Monday, April 4, 2011

My Hometown: The US North Coast

I always know when I’m getting close to home by the smell: that pungent sea-breeze that locals never forget. Taking the back roads to avoid the box-store clogged Rt 250, derelict brick buildings let us know we are arriving in the old downtown Sandusky. Navigating the odd triangle-pattern street layout confuses many visitors, but time has not quite diminished my memory of my childhood haunts. We park at my former “go-to” for solitude and respite, the Jackson Street Pier, where the breeze of the Sandusky Bay forces us to pull our jackets in a little tighter.

“Hold my hand,” Kenny carefully instructs our young daughter against the dangers of falling over the un-guarded sides. Walking slowly for her sake, we dodge seagulls and try to find a bench near the flagpole where the US and Canadian flags snap in the sea-breeze. Is this the birthplace of my wanderlust? Waterways carry a life of their own, a freshness of places distant, the ghosts of travelers past, and the endless possibility of wondering what is on the other side. My childhood, spent here, gazing across this Great Lake to the border of Canada, is probably the reason I have always had the explorers urge.
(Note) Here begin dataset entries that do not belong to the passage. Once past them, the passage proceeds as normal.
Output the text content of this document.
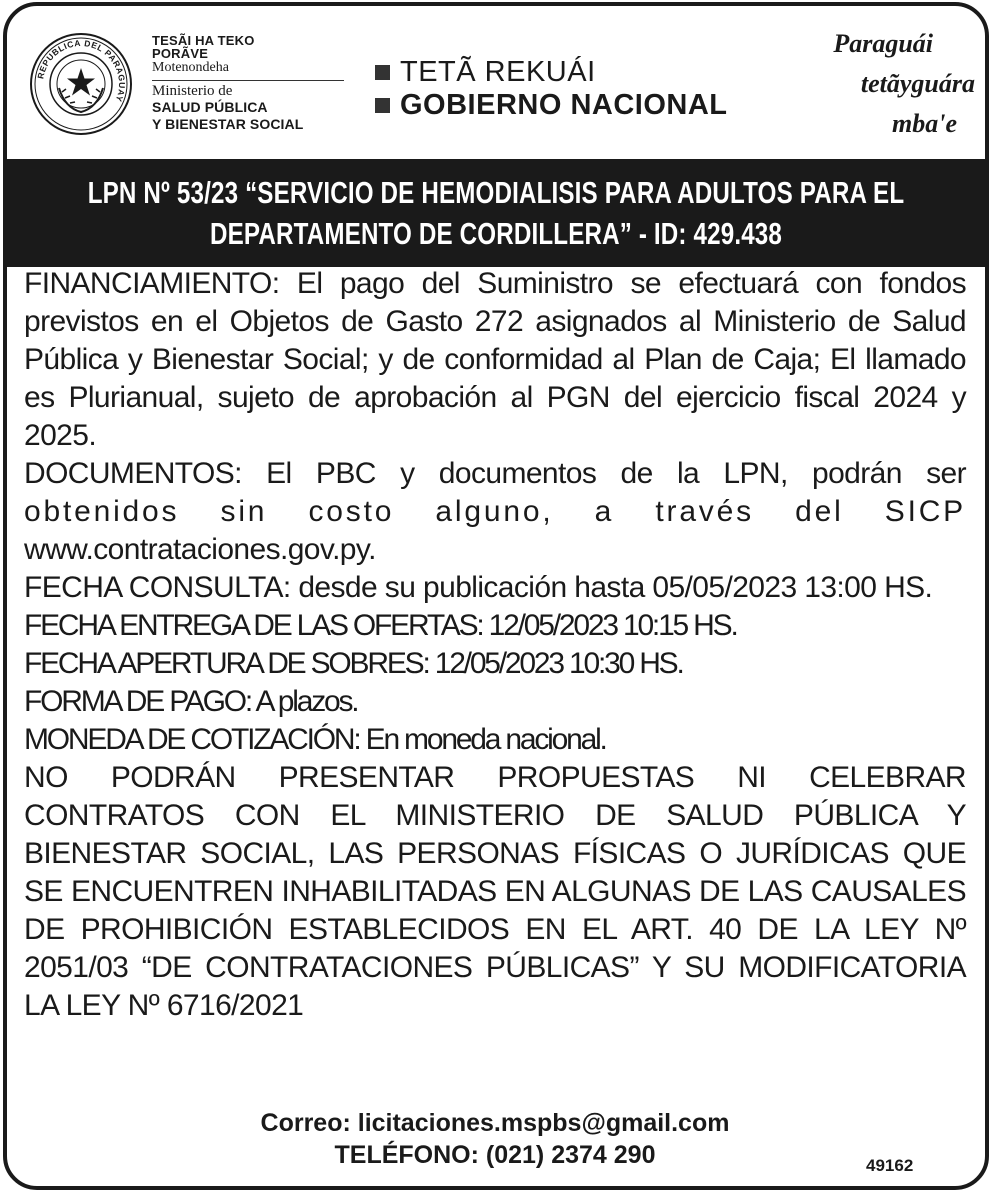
REPUBLICA DEL PARAGUAY
TESÃI HA TEKO
PORÃVE
Motenondeha
Ministerio de
SALUD PÚBLICA
Y BIENESTAR SOCIAL
TETÃ REKUÁI
GOBIERNO NACIONAL
Paraguái
tetãyguára
mba'e
LPN Nº 53/23 “SERVICIO DE HEMODIALISIS PARA ADULTOS PARA EL
DEPARTAMENTO DE CORDILLERA” - ID: 429.438

FINANCIAMIENTO: El pago del Suministro se efectuará con fondos previstos en el Objetos de Gasto 272 asignados al Ministerio de Salud Pública y Bienestar Social; y de conformidad al Plan de Caja; El llamado es Plurianual, sujeto de aprobación al PGN del ejercicio fiscal 2024 y 2025.

DOCUMENTOS: El PBC y documentos de la LPN, podrán ser

obtenidos sin costo alguno, a través del SICP

www.contrataciones.gov.py.

FECHA CONSULTA: desde su publicación hasta 05/05/2023 13:00 HS.

FECHA ENTREGA DE LAS OFERTAS: 12/05/2023 10:15 HS.

FECHA APERTURA DE SOBRES: 12/05/2023 10:30 HS.

FORMA DE PAGO: A plazos.

MONEDA DE COTIZACIÓN: En moneda nacional.

NO PODRÁN PRESENTAR PROPUESTAS NI CELEBRAR CONTRATOS CON EL MINISTERIO DE SALUD PÚBLICA Y BIENESTAR SOCIAL, LAS PERSONAS FÍSICAS O JURÍDICAS QUE SE ENCUENTREN INHABILITADAS EN ALGUNAS DE LAS CAUSALES DE PROHIBICIÓN ESTABLECIDOS EN EL ART. 40 DE LA LEY Nº 2051/03 “DE CONTRATACIONES PÚBLICAS” Y SU MODIFICATORIA LA LEY Nº 6716/2021

Correo: licitaciones.mspbs@gmail.com
TELÉFONO: (021) 2374 290	49162
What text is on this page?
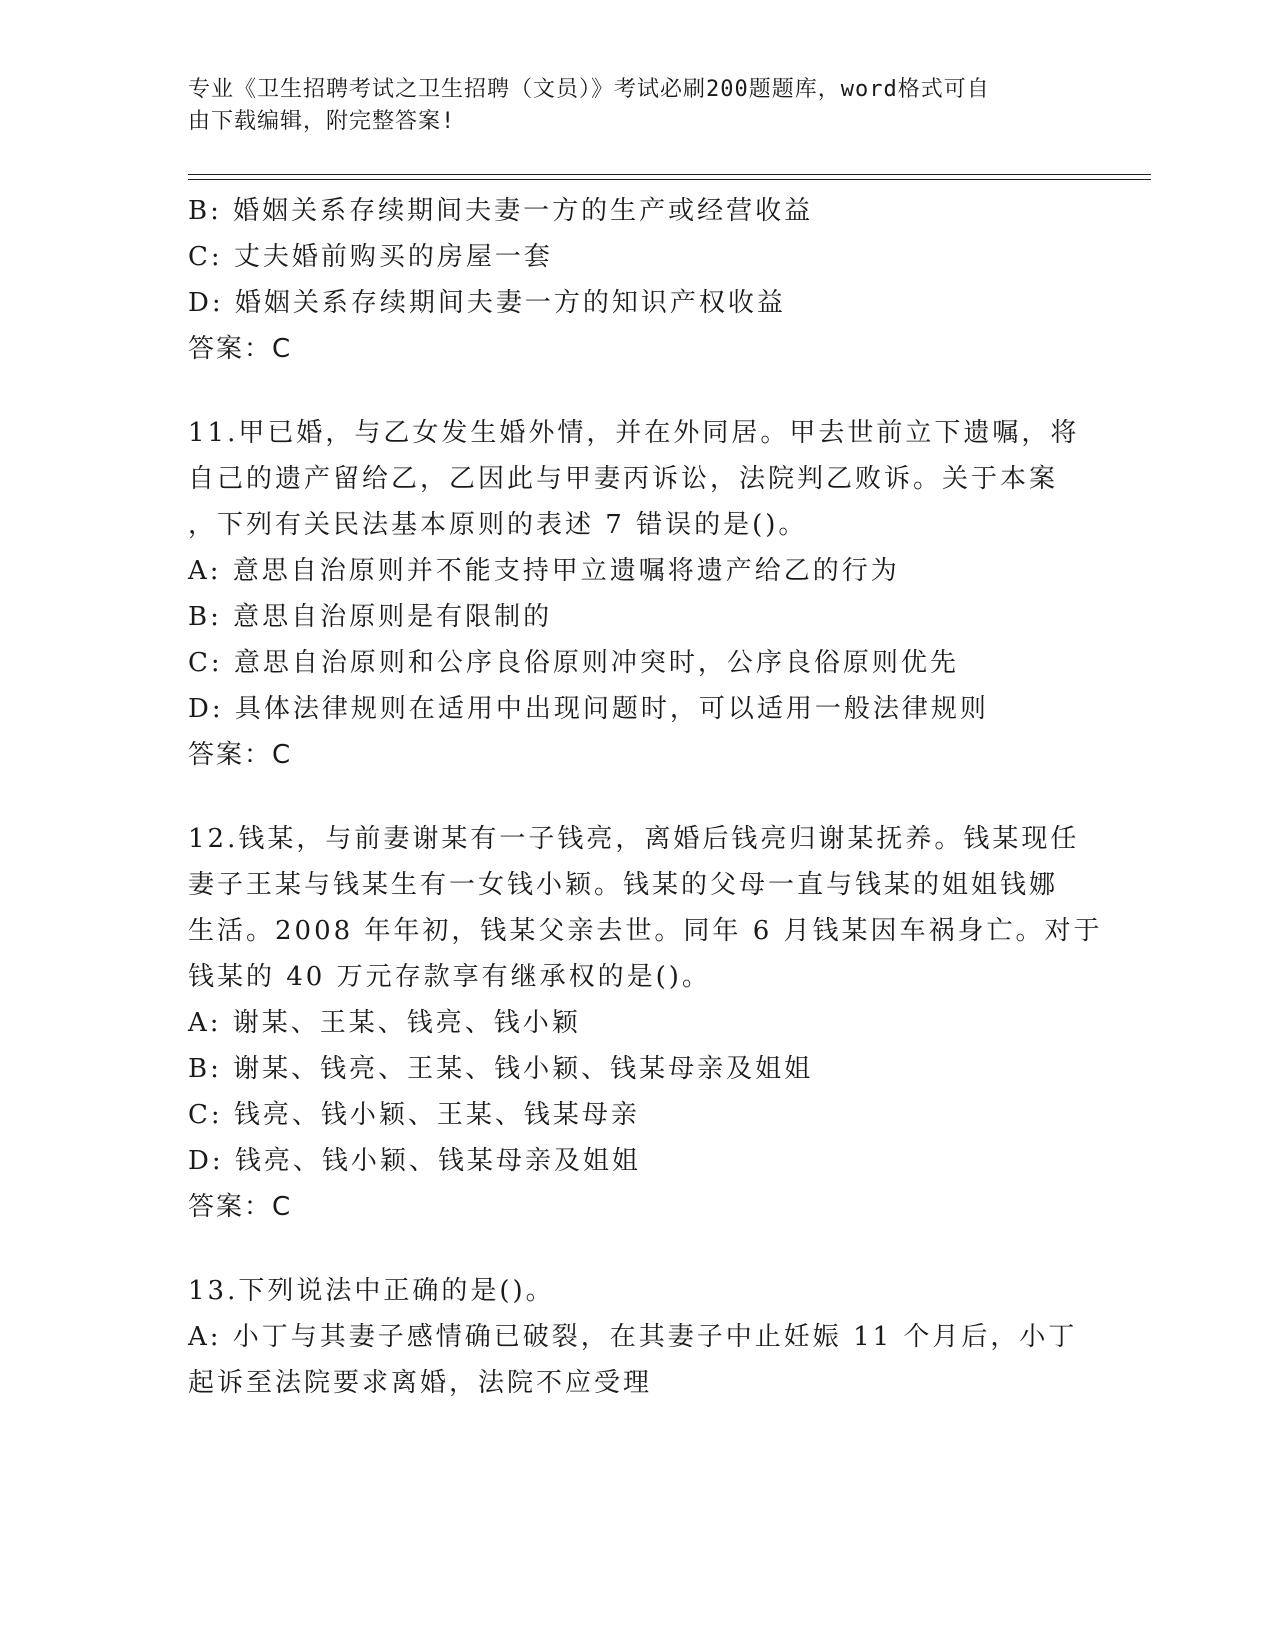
专业《卫生招聘考试之卫生招聘（文员）》考试必刷200题题库，word格式可自
由下载编辑，附完整答案!
B: 婚姻关系存续期间夫妻一方的生产或经营收益
C: 丈夫婚前购买的房屋一套
D: 婚姻关系存续期间夫妻一方的知识产权收益
答案：C
11.甲已婚，与乙女发生婚外情，并在外同居。甲去世前立下遗嘱，将
自己的遗产留给乙，乙因此与甲妻丙诉讼，法院判乙败诉。关于本案
，下列有关民法基本原则的表述 7 错误的是()。
A: 意思自治原则并不能支持甲立遗嘱将遗产给乙的行为
B: 意思自治原则是有限制的
C: 意思自治原则和公序良俗原则冲突时，公序良俗原则优先
D: 具体法律规则在适用中出现问题时，可以适用一般法律规则
答案：C
12.钱某，与前妻谢某有一子钱亮，离婚后钱亮归谢某抚养。钱某现任
妻子王某与钱某生有一女钱小颖。钱某的父母一直与钱某的姐姐钱娜
生活。2008 年年初，钱某父亲去世。同年 6 月钱某因车祸身亡。对于
钱某的 40 万元存款享有继承权的是()。
A: 谢某、王某、钱亮、钱小颖
B: 谢某、钱亮、王某、钱小颖、钱某母亲及姐姐
C: 钱亮、钱小颖、王某、钱某母亲
D: 钱亮、钱小颖、钱某母亲及姐姐
答案：C
13.下列说法中正确的是()。
A: 小丁与其妻子感情确已破裂，在其妻子中止妊娠 11 个月后，小丁
起诉至法院要求离婚，法院不应受理
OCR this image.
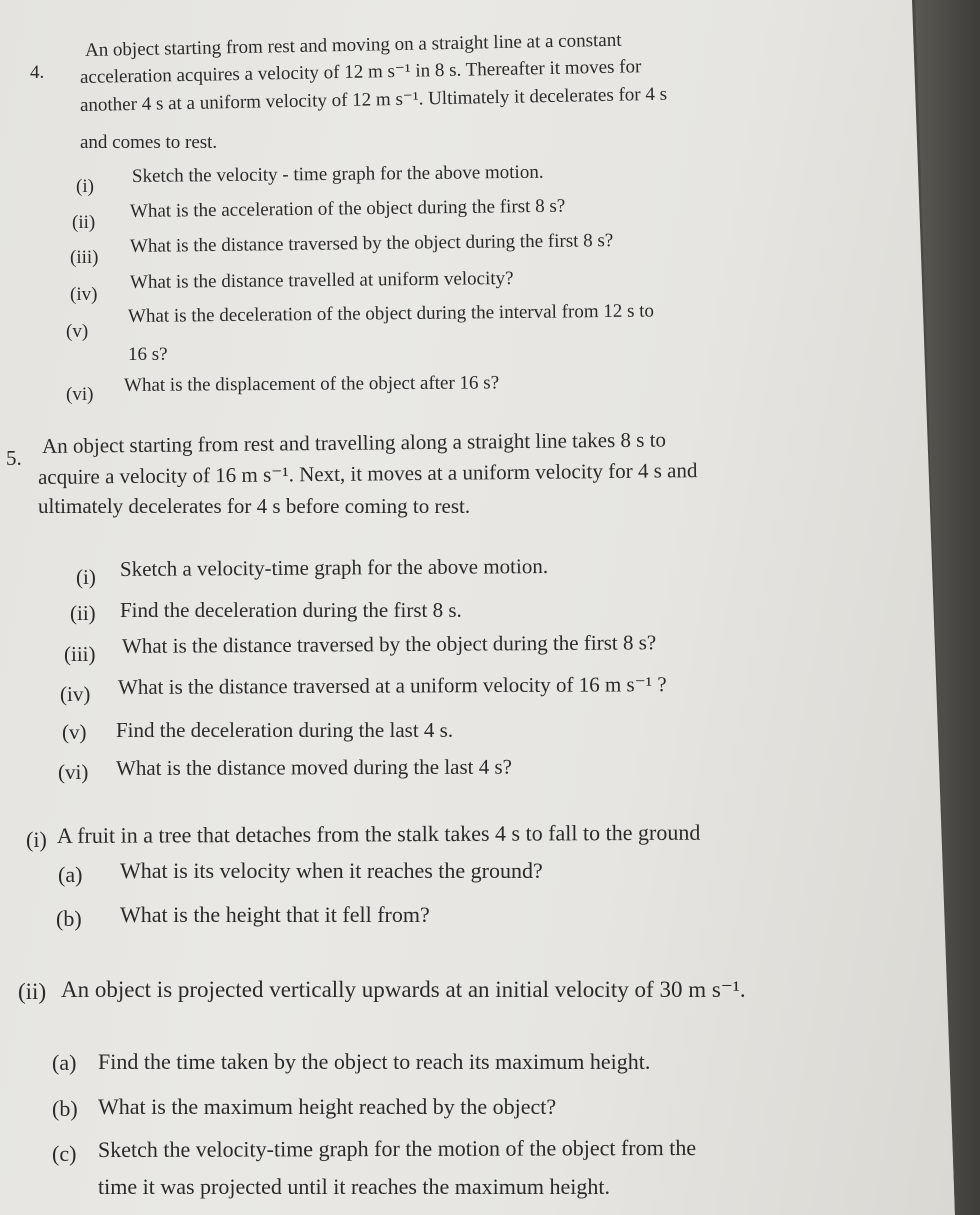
4.
An object starting from rest and moving on a straight line at a constant
acceleration acquires a velocity of 12 m s⁻¹ in 8 s. Thereafter it moves for
another 4 s at a uniform velocity of 12 m s⁻¹. Ultimately it decelerates for 4 s
and comes to rest.
(i) Sketch the velocity - time graph for the above motion.
(ii)
What is the acceleration of the object during the first 8 s?
(iii)
What is the distance traversed by the object during the first 8 s?
(iv)
What is the distance travelled at uniform velocity?
(v)
What is the deceleration of the object during the interval from 12 s to
16 s?
(vi) What is the displacement of the object after 16 s?
5.
An object starting from rest and travelling along a straight line takes 8 s to
acquire a velocity of 16 m s⁻¹. Next, it moves at a uniform velocity for 4 s and
ultimately decelerates for 4 s before coming to rest.
(i) Sketch a velocity-time graph for the above motion.
(ii) Find the deceleration during the first 8 s.
(iii) What is the distance traversed by the object during the first 8 s?
(iv) What is the distance traversed at a uniform velocity of 16 m s⁻¹ ?
(v) Find the deceleration during the last 4 s.
(vi) What is the distance moved during the last 4 s?
(i) A fruit in a tree that detaches from the stalk takes 4 s to fall to the ground
(a) What is its velocity when it reaches the ground?
(b) What is the height that it fell from?
(ii) An object is projected vertically upwards at an initial velocity of 30 m s⁻¹.
(a) Find the time taken by the object to reach its maximum height.
(b) What is the maximum height reached by the object?
(c) Sketch the velocity-time graph for the motion of the object from the
time it was projected until it reaches the maximum height.
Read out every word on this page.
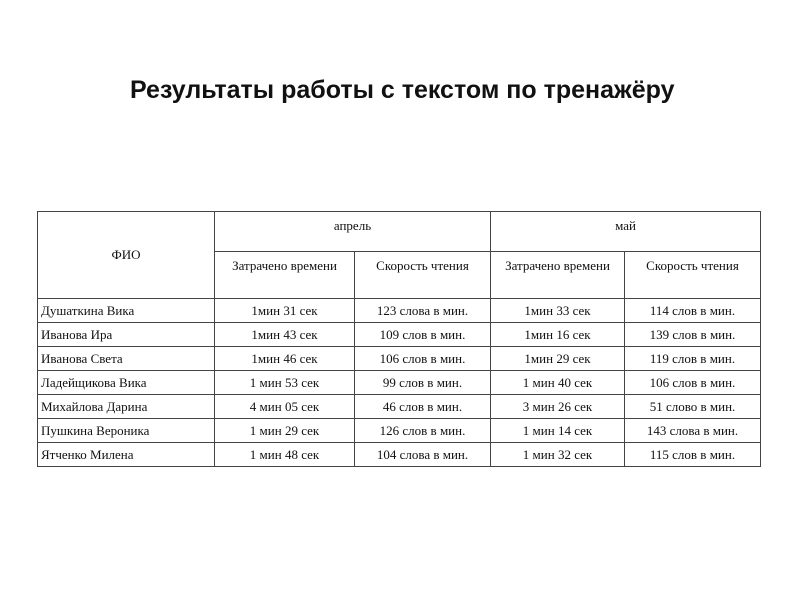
Результаты работы с текстом по тренажёру
ФИО	апрель		май	
	Затрачено времени	Скорость чтения	Затрачено времени	Скорость чтения
Душаткина Вика	1мин 31 сек	123 слова в мин.	1мин 33 сек	114 слов в мин.
Иванова Ира	1мин 43 сек	109 слов в мин.	1мин 16 сек	139 слов в мин.
Иванова Света	1мин 46 сек	106 слов в мин.	1мин 29 сек	119 слов в мин.
Ладейщикова Вика	1 мин 53 сек	99 слов в мин.	1 мин 40 сек	106 слов в мин.
Михайлова Дарина	4 мин 05 сек	46 слов в мин.	3 мин 26 сек	51 слово в мин.
Пушкина Вероника	1 мин 29 сек	126 слов в мин.	1 мин 14 сек	143 слова в мин.
Ятченко Милена	1 мин 48 сек	104 слова в мин.	1 мин 32 сек	115 слов в мин.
The Lake was such a central point of my life that to this day I don’t know how other towns can have a central downtown without a body of water – what are the residents supposed to look at? How do they relax without the sound of the waves, the offshore breeze in their faces with the faint smell of fish and mud, the blink of a distant lighthouse accompanied by the faintness of a coal freighter’s horn coming into port? Around here, it is everything to us: a place to go when one needs to think, the site of senior and wedding pictures, the spot with the best ribs in town overlooking the water. The water is in our blood, and all of us that are born and bred profess a claustrophobic land-locked feeling when we move inland.

“So this is where you grew up, huh?” My Illinois-bred husband glances around. “Nice view, but I see why you left . . .”

I look back towards town and agree with him. Sandusky is a Has Been, and if things go the way they are continuing, it will become a Never Again. The town’s amusement park is the main industry with nothing being done to revitalize the potential downtown district, and a poor education system doesn’t bring much hope for the future.

Emma is pulling at our hands. “Walk, walk . . .” We agree with her that it’s time to go and say hello to a few fishermen brave enough to face the spring chill while we head back to the truck.

I glance back like I always do, inhale deeply one more time. Despite my years of trying to prove otherwise, this is where I come from . . . this picturesque, falling down, mess of a town on the north shore of the United States.

2 comments:

Nicole.Ann said...

I loved reading this Bri, and getting that glimpse into you :-) Beautiful!

S. G. said...

OMG - I totally know what you mean. There's this draw the Lake has on me. You said it far more eloquently than I could ever.